Oregon County Bans U.N., Allows Tree Cutting

By JOHN ENDERS
The Associated Press


Photo by: AP photo
Grant County, Ore., residents voted to ban the United Nations and allow trees on federal land to be cut without U.S. Forest Service approval.

JOHN DAY, Ore. - Grant County residents have a message for Washington and the United Nations: Leave us alone.

By about a 2-to-1 margin, voters approved measures banning the United Nations in this ranch and timber county and allowing people to cut trees on federal land without U.S. Forest Service approval. ``We intend to push the limit, push the envelope on this,'' said Dave Traylor, who helped write the measures.

Home to about 7,500 people, Grant County is a place where cowboy hats, hay farms and horse trailers are ubiquitous and the two radio stations play Christian or country music.

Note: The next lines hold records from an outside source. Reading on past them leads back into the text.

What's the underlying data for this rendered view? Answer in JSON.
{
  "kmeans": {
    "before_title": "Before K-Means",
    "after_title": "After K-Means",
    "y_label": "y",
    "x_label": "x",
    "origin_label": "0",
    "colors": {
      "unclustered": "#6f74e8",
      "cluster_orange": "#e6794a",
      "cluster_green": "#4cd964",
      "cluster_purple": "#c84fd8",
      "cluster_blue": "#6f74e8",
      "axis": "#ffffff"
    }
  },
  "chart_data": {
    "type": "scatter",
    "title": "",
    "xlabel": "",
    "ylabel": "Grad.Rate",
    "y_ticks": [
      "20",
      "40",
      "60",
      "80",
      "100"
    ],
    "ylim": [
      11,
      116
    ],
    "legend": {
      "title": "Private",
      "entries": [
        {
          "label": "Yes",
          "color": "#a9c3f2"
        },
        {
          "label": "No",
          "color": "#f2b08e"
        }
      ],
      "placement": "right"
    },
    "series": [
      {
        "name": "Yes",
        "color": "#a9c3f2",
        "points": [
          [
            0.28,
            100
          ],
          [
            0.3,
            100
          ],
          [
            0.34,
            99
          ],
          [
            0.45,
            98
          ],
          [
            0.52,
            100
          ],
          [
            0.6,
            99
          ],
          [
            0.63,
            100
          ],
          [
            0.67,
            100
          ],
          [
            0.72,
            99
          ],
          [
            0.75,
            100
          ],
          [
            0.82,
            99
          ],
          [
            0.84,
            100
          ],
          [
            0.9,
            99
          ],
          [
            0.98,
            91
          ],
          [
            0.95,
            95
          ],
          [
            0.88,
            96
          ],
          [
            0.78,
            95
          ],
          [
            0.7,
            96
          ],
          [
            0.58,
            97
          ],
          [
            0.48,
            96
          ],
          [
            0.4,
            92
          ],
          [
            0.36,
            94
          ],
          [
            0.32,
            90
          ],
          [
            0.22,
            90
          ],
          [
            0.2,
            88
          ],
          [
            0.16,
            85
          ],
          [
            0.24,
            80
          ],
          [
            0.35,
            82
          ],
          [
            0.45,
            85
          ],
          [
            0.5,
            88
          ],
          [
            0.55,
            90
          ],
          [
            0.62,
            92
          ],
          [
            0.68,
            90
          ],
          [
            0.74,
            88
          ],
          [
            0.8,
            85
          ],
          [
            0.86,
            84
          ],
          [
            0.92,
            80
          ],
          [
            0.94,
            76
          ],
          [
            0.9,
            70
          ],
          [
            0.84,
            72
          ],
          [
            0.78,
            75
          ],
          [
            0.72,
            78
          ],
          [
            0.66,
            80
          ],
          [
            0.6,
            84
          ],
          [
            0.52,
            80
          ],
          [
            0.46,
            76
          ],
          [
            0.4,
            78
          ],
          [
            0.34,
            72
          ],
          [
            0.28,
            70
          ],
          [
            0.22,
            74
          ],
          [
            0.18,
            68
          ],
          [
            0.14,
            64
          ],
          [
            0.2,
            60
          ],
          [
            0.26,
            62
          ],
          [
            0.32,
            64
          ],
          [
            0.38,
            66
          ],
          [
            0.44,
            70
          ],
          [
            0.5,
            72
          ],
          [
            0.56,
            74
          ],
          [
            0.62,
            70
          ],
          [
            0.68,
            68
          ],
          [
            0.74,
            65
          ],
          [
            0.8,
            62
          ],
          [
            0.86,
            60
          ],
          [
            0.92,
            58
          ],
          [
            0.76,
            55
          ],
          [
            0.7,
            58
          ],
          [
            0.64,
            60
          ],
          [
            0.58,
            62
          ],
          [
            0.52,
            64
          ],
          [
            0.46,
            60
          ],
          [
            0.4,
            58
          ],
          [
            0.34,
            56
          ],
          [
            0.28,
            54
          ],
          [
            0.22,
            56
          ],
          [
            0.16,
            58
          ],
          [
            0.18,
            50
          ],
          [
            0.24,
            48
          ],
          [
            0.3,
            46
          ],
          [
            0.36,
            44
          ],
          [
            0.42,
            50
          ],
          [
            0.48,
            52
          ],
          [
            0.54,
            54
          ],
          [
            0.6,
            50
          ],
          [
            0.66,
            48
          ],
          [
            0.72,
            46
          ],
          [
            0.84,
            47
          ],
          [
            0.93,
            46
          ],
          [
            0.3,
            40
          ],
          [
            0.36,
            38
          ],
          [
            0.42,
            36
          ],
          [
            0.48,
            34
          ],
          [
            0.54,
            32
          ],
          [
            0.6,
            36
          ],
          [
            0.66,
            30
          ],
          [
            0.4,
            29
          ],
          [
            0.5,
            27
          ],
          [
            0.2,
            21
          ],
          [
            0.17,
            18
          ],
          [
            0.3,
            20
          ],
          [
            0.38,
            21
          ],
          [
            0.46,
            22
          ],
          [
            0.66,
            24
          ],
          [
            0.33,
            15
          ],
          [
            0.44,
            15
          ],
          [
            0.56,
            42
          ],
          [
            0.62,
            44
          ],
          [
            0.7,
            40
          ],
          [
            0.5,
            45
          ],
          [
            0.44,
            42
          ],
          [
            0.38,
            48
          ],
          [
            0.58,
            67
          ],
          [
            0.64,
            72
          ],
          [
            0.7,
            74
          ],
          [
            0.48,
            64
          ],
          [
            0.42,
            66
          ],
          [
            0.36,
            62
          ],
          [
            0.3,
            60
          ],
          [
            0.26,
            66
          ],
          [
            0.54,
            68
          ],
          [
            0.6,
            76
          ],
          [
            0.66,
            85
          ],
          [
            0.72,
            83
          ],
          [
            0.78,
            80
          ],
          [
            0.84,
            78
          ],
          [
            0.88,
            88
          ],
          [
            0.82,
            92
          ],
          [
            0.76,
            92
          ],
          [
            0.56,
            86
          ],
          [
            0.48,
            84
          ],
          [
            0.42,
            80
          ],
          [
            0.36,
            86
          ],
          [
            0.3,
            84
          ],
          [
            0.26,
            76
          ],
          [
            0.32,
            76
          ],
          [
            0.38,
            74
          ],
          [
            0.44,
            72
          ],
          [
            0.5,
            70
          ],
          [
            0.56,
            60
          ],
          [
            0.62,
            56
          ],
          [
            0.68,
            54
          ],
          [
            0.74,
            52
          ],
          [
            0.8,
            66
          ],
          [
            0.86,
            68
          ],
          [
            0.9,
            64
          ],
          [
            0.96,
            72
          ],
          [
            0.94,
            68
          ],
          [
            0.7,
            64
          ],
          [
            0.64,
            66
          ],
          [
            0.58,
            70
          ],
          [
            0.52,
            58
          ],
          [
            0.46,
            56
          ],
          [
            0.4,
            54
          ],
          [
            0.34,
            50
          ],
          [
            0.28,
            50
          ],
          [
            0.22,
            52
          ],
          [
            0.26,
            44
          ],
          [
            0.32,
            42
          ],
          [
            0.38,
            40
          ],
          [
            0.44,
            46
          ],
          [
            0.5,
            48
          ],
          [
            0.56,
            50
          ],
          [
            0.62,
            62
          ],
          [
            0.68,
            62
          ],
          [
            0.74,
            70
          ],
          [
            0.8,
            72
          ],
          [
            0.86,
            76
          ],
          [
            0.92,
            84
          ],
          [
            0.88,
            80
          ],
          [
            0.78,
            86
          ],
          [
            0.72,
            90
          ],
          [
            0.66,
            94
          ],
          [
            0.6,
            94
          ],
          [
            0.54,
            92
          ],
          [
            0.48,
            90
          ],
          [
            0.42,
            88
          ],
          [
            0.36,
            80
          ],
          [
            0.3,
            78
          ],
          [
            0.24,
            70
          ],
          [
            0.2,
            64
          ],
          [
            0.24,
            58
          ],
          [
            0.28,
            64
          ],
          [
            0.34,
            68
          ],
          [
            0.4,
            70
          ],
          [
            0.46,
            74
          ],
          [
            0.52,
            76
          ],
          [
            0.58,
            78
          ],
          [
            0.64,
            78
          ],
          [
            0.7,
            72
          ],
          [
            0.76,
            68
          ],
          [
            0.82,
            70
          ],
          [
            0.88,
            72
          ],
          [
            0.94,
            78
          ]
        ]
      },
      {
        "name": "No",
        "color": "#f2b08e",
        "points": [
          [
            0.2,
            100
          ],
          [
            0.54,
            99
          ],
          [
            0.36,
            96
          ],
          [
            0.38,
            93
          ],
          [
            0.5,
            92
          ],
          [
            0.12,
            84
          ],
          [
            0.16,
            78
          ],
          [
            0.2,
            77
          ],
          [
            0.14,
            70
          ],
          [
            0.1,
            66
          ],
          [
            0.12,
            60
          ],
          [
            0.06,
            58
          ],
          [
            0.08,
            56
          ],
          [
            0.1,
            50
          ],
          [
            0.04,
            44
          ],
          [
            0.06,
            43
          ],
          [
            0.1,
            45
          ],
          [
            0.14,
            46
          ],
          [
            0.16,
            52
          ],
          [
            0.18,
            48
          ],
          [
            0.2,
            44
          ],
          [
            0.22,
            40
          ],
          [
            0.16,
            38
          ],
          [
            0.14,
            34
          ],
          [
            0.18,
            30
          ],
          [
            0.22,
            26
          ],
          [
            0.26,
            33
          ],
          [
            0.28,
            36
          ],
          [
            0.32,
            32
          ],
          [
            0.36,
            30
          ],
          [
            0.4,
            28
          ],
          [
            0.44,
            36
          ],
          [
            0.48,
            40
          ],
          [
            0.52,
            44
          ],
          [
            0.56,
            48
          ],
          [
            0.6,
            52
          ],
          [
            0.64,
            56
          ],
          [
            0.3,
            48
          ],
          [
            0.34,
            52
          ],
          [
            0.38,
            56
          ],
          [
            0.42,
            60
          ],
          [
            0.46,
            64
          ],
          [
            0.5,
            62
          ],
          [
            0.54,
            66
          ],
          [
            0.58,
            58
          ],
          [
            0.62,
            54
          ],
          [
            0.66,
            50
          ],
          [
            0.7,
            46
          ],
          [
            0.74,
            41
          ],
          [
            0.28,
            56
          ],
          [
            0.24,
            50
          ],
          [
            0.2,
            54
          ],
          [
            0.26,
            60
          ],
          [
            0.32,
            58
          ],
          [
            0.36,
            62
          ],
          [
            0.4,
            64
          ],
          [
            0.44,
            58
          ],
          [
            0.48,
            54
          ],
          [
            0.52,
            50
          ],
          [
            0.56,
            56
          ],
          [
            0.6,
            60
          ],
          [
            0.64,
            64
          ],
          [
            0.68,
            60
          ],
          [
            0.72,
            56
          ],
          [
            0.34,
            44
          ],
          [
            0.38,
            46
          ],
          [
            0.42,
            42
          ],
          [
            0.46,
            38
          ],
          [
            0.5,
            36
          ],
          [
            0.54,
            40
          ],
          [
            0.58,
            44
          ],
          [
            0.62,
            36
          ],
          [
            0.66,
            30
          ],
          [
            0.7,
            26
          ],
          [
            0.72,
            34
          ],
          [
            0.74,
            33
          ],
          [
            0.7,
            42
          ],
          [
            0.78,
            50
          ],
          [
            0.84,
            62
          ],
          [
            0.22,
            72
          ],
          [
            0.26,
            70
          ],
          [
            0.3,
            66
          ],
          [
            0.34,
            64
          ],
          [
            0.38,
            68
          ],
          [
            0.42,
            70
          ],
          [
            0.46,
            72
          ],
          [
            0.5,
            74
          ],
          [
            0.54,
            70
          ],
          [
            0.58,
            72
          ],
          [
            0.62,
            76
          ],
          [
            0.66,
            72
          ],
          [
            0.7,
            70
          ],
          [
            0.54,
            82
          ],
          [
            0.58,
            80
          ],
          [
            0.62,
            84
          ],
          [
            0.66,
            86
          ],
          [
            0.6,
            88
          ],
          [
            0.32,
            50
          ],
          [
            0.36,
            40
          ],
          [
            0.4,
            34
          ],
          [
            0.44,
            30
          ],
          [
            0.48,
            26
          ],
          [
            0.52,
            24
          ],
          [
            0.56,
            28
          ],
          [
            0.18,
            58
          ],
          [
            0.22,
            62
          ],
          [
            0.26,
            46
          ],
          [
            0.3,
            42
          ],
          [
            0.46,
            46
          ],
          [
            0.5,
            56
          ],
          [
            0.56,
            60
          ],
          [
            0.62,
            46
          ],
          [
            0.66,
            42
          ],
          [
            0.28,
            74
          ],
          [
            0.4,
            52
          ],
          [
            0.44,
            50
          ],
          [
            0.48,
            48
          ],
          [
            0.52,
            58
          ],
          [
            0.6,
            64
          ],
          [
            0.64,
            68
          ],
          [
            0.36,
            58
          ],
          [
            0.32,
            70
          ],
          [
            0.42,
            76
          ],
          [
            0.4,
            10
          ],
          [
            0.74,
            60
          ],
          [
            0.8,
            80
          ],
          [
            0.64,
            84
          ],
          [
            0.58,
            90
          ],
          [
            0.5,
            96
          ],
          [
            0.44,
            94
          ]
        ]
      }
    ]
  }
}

More than 60 percent of the land - about the size of Connecticut - is managed by the federal government. The 13.5 percent jobless rate is second-highest in Oregon.

The first measure says the United Nations wants to take away people's guns, seize private property, control the education of children and establish ``one world religion-Pantheism [and] world taxation.''

Signs declaring the county a ``UN- free zone'' are going up.

``The U.N. scares me. If anything ever got bad, we could have foreigners here controlling us,'' said John Day painter and muralist Patricia Ross, 55.

Bud Trowbridge, whose family settled John Day in 1862, said he's ready to use force to protect property from the United Nations: ``We're trying to avoid a fight. But we still got our guns.''

Backers of the measures blame federal timber policies and environmental restrictions for keeping them off lands that had given them jobs as loggers, mill workers and ranchers.